The noradrenaline stimulation of β3-ARs is also thought to be the underlying cause of the increase in eNOS after the exercise. Stimulation of β3-ARs has the capacity of activating eNOS through the Rac1-PKA-Akt pathway.40 The results in our study showed that the increase in the concentration of noradrenaline was more significant after performing HIIT than MICT. Similarly, HIIT increased eNOS concentrations compared to MICT. This is due to the fact that the noradrenaline concentration in HIIT was more significant in stimulating α-ARs, β2-ARs, and β3-ARs.

Noradrenaline is a protector against oxidants and known to be a superoxide free radical scavenger, with the capacity of inducing SOD expression.41 The increase in noradrenaline concentration, which is more significant in HIIT, and its function as an antioxidant which induces EC-SOD expression, is thought to be the reason why HIIT is more able to maintain EC-SOD activity than MICT.

Our study showed that the noradrenaline concentration of HIIT affected FMD negatively. This means that increase in noradrenaline results in decrease in FMD, and vice-versa. Noradrenaline stimulation of cardiac β1-ARs is comparable to adrenaline, its effect on peripheral α-ARs is equivalent, but its effect on β2-ARs for peripheral vasodilation is less than that of adrenaline. Noradrenaline significantly increases vascular resistance and reduces blood flow in the muscles compared with adrenaline.42 Although noradrenaline stimulates β2-ARs, its effect on the vasoconstriction of blood vessels is greater. This is because the anatomical location of α1-ARs is closer to the point where noradrenaline is released from terminal neurons compared to the location of β2-ARs. Also, the number and activity of vascular α1-ARs are greater compared with β-ARs, thereby resulting in vasoconstriction.43 This is thought to be the reason why a significant increase in noradrenaline could reduce the value of FMD.

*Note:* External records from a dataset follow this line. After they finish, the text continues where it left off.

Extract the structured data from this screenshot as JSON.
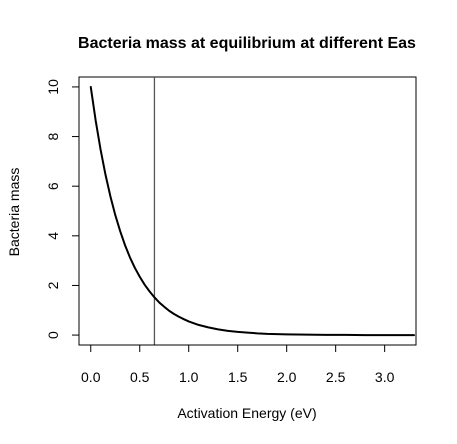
{
  "chart_data": {
    "type": "line",
    "title": "Bacteria mass at equilibrium at different Eas",
    "xlabel": "Activation Energy (eV)",
    "ylabel": "Bacteria mass",
    "xlim": [
      -0.12,
      3.32
    ],
    "ylim": [
      -0.4,
      10.4
    ],
    "xticks": [
      0.0,
      0.5,
      1.0,
      1.5,
      2.0,
      2.5,
      3.0
    ],
    "xtick_labels": [
      "0.0",
      "0.5",
      "1.0",
      "1.5",
      "2.0",
      "2.5",
      "3.0"
    ],
    "yticks": [
      0,
      2,
      4,
      6,
      8,
      10
    ],
    "ytick_labels": [
      "0",
      "2",
      "4",
      "6",
      "8",
      "10"
    ],
    "grid": false,
    "series": [
      {
        "x": [
          0.0,
          0.05,
          0.1,
          0.15,
          0.2,
          0.25,
          0.3,
          0.35,
          0.4,
          0.45,
          0.5,
          0.55,
          0.6,
          0.65,
          0.7,
          0.75,
          0.8,
          0.85,
          0.9,
          0.95,
          1.0,
          1.1,
          1.2,
          1.3,
          1.4,
          1.5,
          1.6,
          1.7,
          1.8,
          1.9,
          2.0,
          2.2,
          2.4,
          2.6,
          2.8,
          3.0,
          3.2,
          3.3
        ],
        "y": [
          10.0,
          8.65,
          7.48,
          6.47,
          5.6,
          4.84,
          4.19,
          3.62,
          3.13,
          2.71,
          2.35,
          2.03,
          1.76,
          1.52,
          1.31,
          1.14,
          0.98,
          0.85,
          0.74,
          0.64,
          0.55,
          0.41,
          0.31,
          0.23,
          0.17,
          0.13,
          0.1,
          0.07,
          0.05,
          0.04,
          0.03,
          0.02,
          0.01,
          0.01,
          0.0,
          0.0,
          0.0,
          0.0
        ],
        "color": "#000000"
      }
    ],
    "vline": {
      "x": 0.65,
      "color": "#555555"
    }
  }
}
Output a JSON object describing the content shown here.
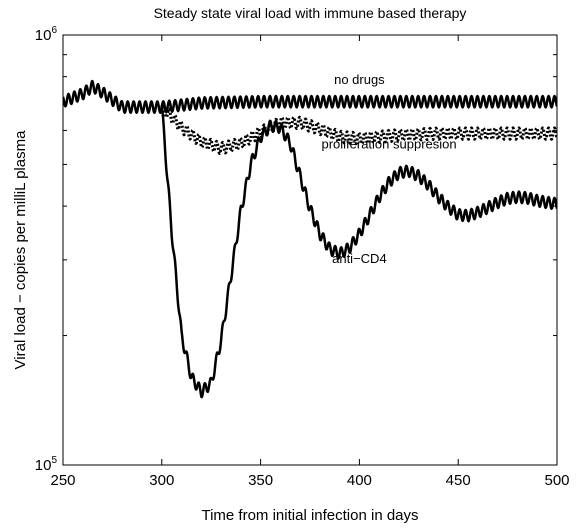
{
  "chart_data": {
    "type": "line",
    "title": "Steady state viral load with immune based therapy",
    "xlabel": "Time from initial infection in days",
    "ylabel": "Viral load − copies per milliL plasma",
    "xlim": [
      250,
      500
    ],
    "ylim": [
      100000,
      1000000
    ],
    "yscale": "log",
    "grid": false,
    "legend": "none",
    "x_ticks": [
      250,
      300,
      350,
      400,
      450,
      500
    ],
    "x_tick_labels": [
      "250",
      "300",
      "350",
      "400",
      "450",
      "500"
    ],
    "y_ticks": [
      100000,
      1000000
    ],
    "y_tick_labels": [
      {
        "base": "10",
        "exp": "5"
      },
      {
        "base": "10",
        "exp": "6"
      }
    ],
    "annotations": [
      {
        "text": "no drugs",
        "x": 400,
        "y": 770000
      },
      {
        "text": "proliferation suppresion",
        "x": 415,
        "y": 545000
      },
      {
        "text": "anti−CD4",
        "x": 400,
        "y": 295000
      }
    ],
    "series": [
      {
        "style": "solid",
        "color": "#000000",
        "x": [
          250,
          260,
          265,
          270,
          280,
          290,
          300,
          320,
          350,
          400,
          450,
          500
        ],
        "y": [
          700000,
          730000,
          760000,
          735000,
          680000,
          680000,
          680000,
          695000,
          700000,
          700000,
          700000,
          700000
        ]
      },
      {
        "style": "dotted",
        "color": "#000000",
        "x": [
          300,
          310,
          320,
          330,
          340,
          350,
          360,
          370,
          380,
          390,
          400,
          420,
          440,
          460,
          480,
          500
        ],
        "y": [
          680000,
          610000,
          565000,
          545000,
          560000,
          595000,
          625000,
          625000,
          605000,
          580000,
          575000,
          585000,
          590000,
          590000,
          590000,
          590000
        ]
      },
      {
        "style": "solid",
        "color": "#000000",
        "x": [
          300,
          305,
          310,
          315,
          320,
          325,
          330,
          335,
          340,
          345,
          350,
          355,
          360,
          365,
          370,
          375,
          380,
          385,
          390,
          395,
          400,
          405,
          410,
          415,
          420,
          425,
          430,
          435,
          440,
          445,
          450,
          455,
          460,
          465,
          470,
          475,
          480,
          485,
          490,
          495,
          500
        ],
        "y": [
          680000,
          350000,
          200000,
          160000,
          148000,
          155000,
          195000,
          275000,
          390000,
          500000,
          580000,
          615000,
          610000,
          560000,
          470000,
          395000,
          345000,
          318000,
          310000,
          320000,
          345000,
          380000,
          420000,
          455000,
          478000,
          483000,
          470000,
          448000,
          420000,
          398000,
          382000,
          380000,
          387000,
          397000,
          408000,
          417000,
          420000,
          418000,
          412000,
          408000,
          405000
        ]
      }
    ]
  }
}
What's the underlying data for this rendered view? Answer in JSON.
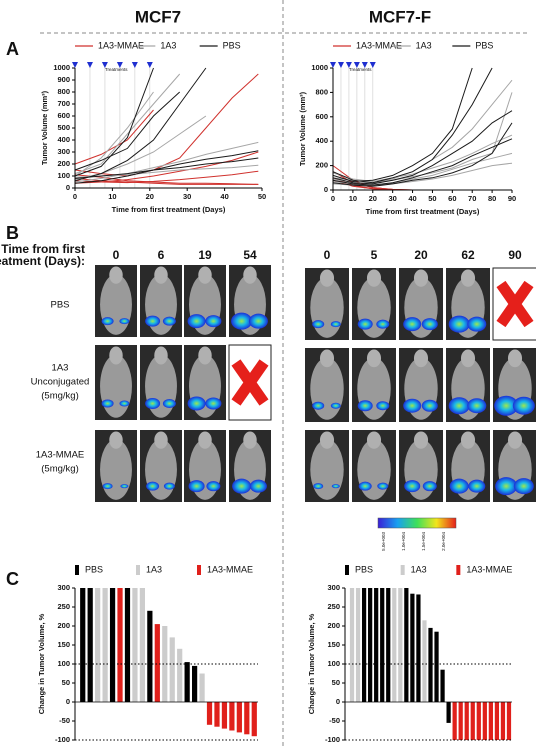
{
  "columns": [
    "MCF7",
    "MCF7-F"
  ],
  "panels": [
    "A",
    "B",
    "C"
  ],
  "panel_b": {
    "time_label": [
      "Time from first",
      "treatment (Days):"
    ],
    "days": [
      [
        0,
        6,
        19,
        54
      ],
      [
        0,
        5,
        20,
        62,
        90
      ]
    ],
    "rows": [
      [
        "PBS"
      ],
      [
        "1A3",
        "Unconjugated",
        "(5mg/kg)"
      ],
      [
        "1A3-MMAE",
        "(5mg/kg)"
      ]
    ],
    "colorbar_labels": [
      "5.0e+003",
      "1.0e+004",
      "1.5e+004",
      "2.0e+004"
    ]
  },
  "chart_data": [
    {
      "type": "line",
      "xlabel": "Time from first treatment (Days)",
      "ylabel": "Tumor Volume (mm³)",
      "x": [
        0,
        7,
        14,
        21,
        28,
        35,
        42,
        49
      ],
      "xlim": [
        0,
        50
      ],
      "ylim": [
        0,
        1000
      ],
      "xticks": [
        0,
        10,
        20,
        30,
        40,
        50
      ],
      "yticks": [
        0,
        100,
        200,
        300,
        400,
        500,
        600,
        700,
        800,
        900,
        1000
      ],
      "treatment_days": [
        0,
        4,
        8,
        12,
        16,
        20
      ],
      "treatment_label": "Treatments",
      "series": [
        {
          "name": "1A3-MMAE",
          "color": "#d0312d",
          "lines": [
            [
              110,
              90,
              60,
              50,
              40,
              40,
              35,
              30
            ],
            [
              80,
              60,
              50,
              40,
              30,
              30,
              30,
              30
            ],
            [
              150,
              120,
              100,
              150,
              250,
              500,
              750,
              950
            ],
            [
              40,
              50,
              70,
              100,
              140,
              180,
              230,
              300
            ],
            [
              200,
              280,
              400,
              650,
              null,
              null,
              null,
              null
            ],
            [
              60,
              50,
              45,
              55,
              70,
              90,
              110,
              140
            ]
          ]
        },
        {
          "name": "1A3",
          "color": "#a6a6a6",
          "lines": [
            [
              120,
              200,
              450,
              700,
              950,
              null,
              null,
              null
            ],
            [
              100,
              250,
              500,
              800,
              null,
              null,
              null,
              null
            ],
            [
              70,
              120,
              200,
              300,
              450,
              600,
              null,
              null
            ],
            [
              50,
              80,
              120,
              170,
              220,
              280,
              330,
              380
            ],
            [
              90,
              100,
              110,
              130,
              150,
              160,
              170,
              190
            ]
          ]
        },
        {
          "name": "PBS",
          "color": "#1a1a1a",
          "lines": [
            [
              100,
              180,
              420,
              1000,
              null,
              null,
              null,
              null
            ],
            [
              150,
              230,
              330,
              600,
              800,
              null,
              null,
              null
            ],
            [
              60,
              120,
              230,
              400,
              700,
              1000,
              null,
              null
            ],
            [
              40,
              60,
              100,
              150,
              200,
              240,
              270,
              310
            ],
            [
              80,
              100,
              120,
              150,
              170,
              200,
              220,
              250
            ]
          ]
        }
      ]
    },
    {
      "type": "line",
      "xlabel": "Time from first treatment (Days)",
      "ylabel": "Tumor Volume (mm³)",
      "x": [
        0,
        10,
        20,
        30,
        40,
        50,
        60,
        70,
        80,
        90
      ],
      "xlim": [
        0,
        90
      ],
      "ylim": [
        0,
        1000
      ],
      "xticks": [
        0,
        10,
        20,
        30,
        40,
        50,
        60,
        70,
        80,
        90
      ],
      "yticks": [
        0,
        200,
        400,
        600,
        800,
        1000
      ],
      "treatment_days": [
        0,
        4,
        8,
        12,
        16,
        20
      ],
      "treatment_label": "Treatments",
      "series": [
        {
          "name": "1A3-MMAE",
          "color": "#d0312d",
          "lines": [
            [
              150,
              60,
              20,
              5,
              0,
              null,
              null,
              null,
              null,
              null
            ],
            [
              100,
              40,
              10,
              0,
              0,
              null,
              null,
              null,
              null,
              null
            ],
            [
              200,
              80,
              20,
              5,
              0,
              null,
              null,
              null,
              null,
              null
            ],
            [
              80,
              30,
              10,
              0,
              0,
              null,
              null,
              null,
              null,
              null
            ]
          ]
        },
        {
          "name": "1A3",
          "color": "#a6a6a6",
          "lines": [
            [
              100,
              80,
              60,
              90,
              150,
              250,
              350,
              500,
              700,
              900
            ],
            [
              140,
              90,
              70,
              100,
              130,
              180,
              230,
              300,
              380,
              450
            ],
            [
              70,
              50,
              40,
              60,
              90,
              120,
              170,
              220,
              260,
              300
            ],
            [
              90,
              60,
              60,
              80,
              110,
              140,
              180,
              250,
              300,
              800
            ],
            [
              50,
              40,
              40,
              50,
              70,
              90,
              120,
              160,
              200,
              220
            ]
          ]
        },
        {
          "name": "PBS",
          "color": "#1a1a1a",
          "lines": [
            [
              150,
              80,
              60,
              100,
              150,
              250,
              450,
              700,
              1000,
              null
            ],
            [
              100,
              60,
              50,
              80,
              120,
              200,
              300,
              400,
              550,
              650
            ],
            [
              80,
              50,
              40,
              60,
              100,
              150,
              200,
              280,
              350,
              420
            ],
            [
              120,
              70,
              80,
              120,
              200,
              300,
              500,
              1000,
              null,
              null
            ],
            [
              60,
              40,
              30,
              50,
              80,
              100,
              140,
              200,
              300,
              550
            ]
          ]
        }
      ]
    },
    {
      "type": "waterfall",
      "ylabel": "Change in Tumor Volume, %",
      "ylim": [
        -100,
        300
      ],
      "yticks": [
        -100,
        -50,
        0,
        50,
        100,
        150,
        200,
        250,
        300
      ],
      "ref_lines": [
        100,
        -100
      ],
      "series": [
        {
          "name": "PBS",
          "color": "#000000",
          "values": [
            300,
            300,
            null,
            null,
            300,
            null,
            300,
            null,
            null,
            240,
            null,
            null,
            null,
            null,
            105,
            95,
            null,
            null,
            null,
            null,
            null,
            null,
            null,
            null
          ]
        },
        {
          "name": "1A3",
          "color": "#cccccc",
          "values": [
            null,
            null,
            300,
            300,
            null,
            null,
            null,
            300,
            300,
            null,
            null,
            200,
            170,
            140,
            null,
            null,
            75,
            null,
            null,
            null,
            null,
            null,
            null,
            null
          ]
        },
        {
          "name": "1A3-MMAE",
          "color": "#e0201b",
          "values": [
            null,
            null,
            null,
            null,
            null,
            300,
            null,
            null,
            null,
            null,
            205,
            null,
            null,
            null,
            null,
            null,
            null,
            -60,
            -65,
            -70,
            -75,
            -80,
            -85,
            -90
          ]
        }
      ]
    },
    {
      "type": "waterfall",
      "ylabel": "Change in Tumor Volume, %",
      "ylim": [
        -100,
        300
      ],
      "yticks": [
        -100,
        -50,
        0,
        50,
        100,
        150,
        200,
        250,
        300
      ],
      "ref_lines": [
        100,
        -100
      ],
      "series": [
        {
          "name": "PBS",
          "color": "#000000",
          "values": [
            null,
            null,
            300,
            300,
            300,
            300,
            300,
            null,
            null,
            300,
            285,
            283,
            null,
            195,
            185,
            85,
            -55,
            null,
            null,
            null,
            null,
            null,
            null,
            null,
            null,
            null,
            null
          ]
        },
        {
          "name": "1A3",
          "color": "#cccccc",
          "values": [
            300,
            300,
            null,
            null,
            null,
            null,
            null,
            300,
            300,
            null,
            null,
            null,
            215,
            null,
            null,
            null,
            null,
            null,
            null,
            null,
            null,
            null,
            null,
            null,
            null,
            null,
            null
          ]
        },
        {
          "name": "1A3-MMAE",
          "color": "#e0201b",
          "values": [
            null,
            null,
            null,
            null,
            null,
            null,
            null,
            null,
            null,
            null,
            null,
            null,
            null,
            null,
            null,
            null,
            null,
            -100,
            -100,
            -100,
            -100,
            -100,
            -100,
            -100,
            -100,
            -100,
            -100
          ]
        }
      ]
    }
  ]
}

However, noradrenaline has a greater affinity for β3-ARs compared to adrenaline.34 The new β3-ARs is stimulated when the plasma catecholamines are very high. This is considered a “safety valve” when intense adrenergic stimulation occurs at this receptor. In addition, the stimulation of β3-ARs has a cardioprotective effect on the ventricles and atrium of the heart in the form of a positive feedback mechanism against inotropic and chronotropic which increase due to the increase in this catecholamine hormone. Furthermore, the stimulation of β3-ARs reduces the incidence of arrhythmias due to the presence of the catecholamine hormone in β1-ARs.44 Thus, it is assumed that a significant increase in the concentration of noradrenaline in HIIT is expected to stimulate β3-ARs in heart, hence providing a better cardioprotection effect with the capacity of maintaining the balance of oxygen consumption in the heart muscle when there is a high increase in the catecholamine hormone.


Based on the results, HIIT increased the concentrations of noradrenaline and eNOS, as well as maintained the EC-SOD activity and FMD. Although, it was unable show an increase in adrenaline concentration more than MICT. Also, HIIT provided a better effect on cardiovascular protection compared with MICT, as a result of increased in noradrenaline and eNOS, as well as through its ability to maintain EC-SOD activity and FMD in stable CHD patients after coronary stenting.

However, there is need for future research on the effect of HIIT on cardiovascular protection using other means.


The authors are grateful to all nurses, staff, and trainers of the Cardiovascular Prevention and Rehabilitation Unit, Vascular Unit, and the Molecular Laboratory and Stem Cell Facility of the National Cardiovascular Center Harapan Kita, Jakarta, for making this project a success.


The authors report no conflicts of interest in this work.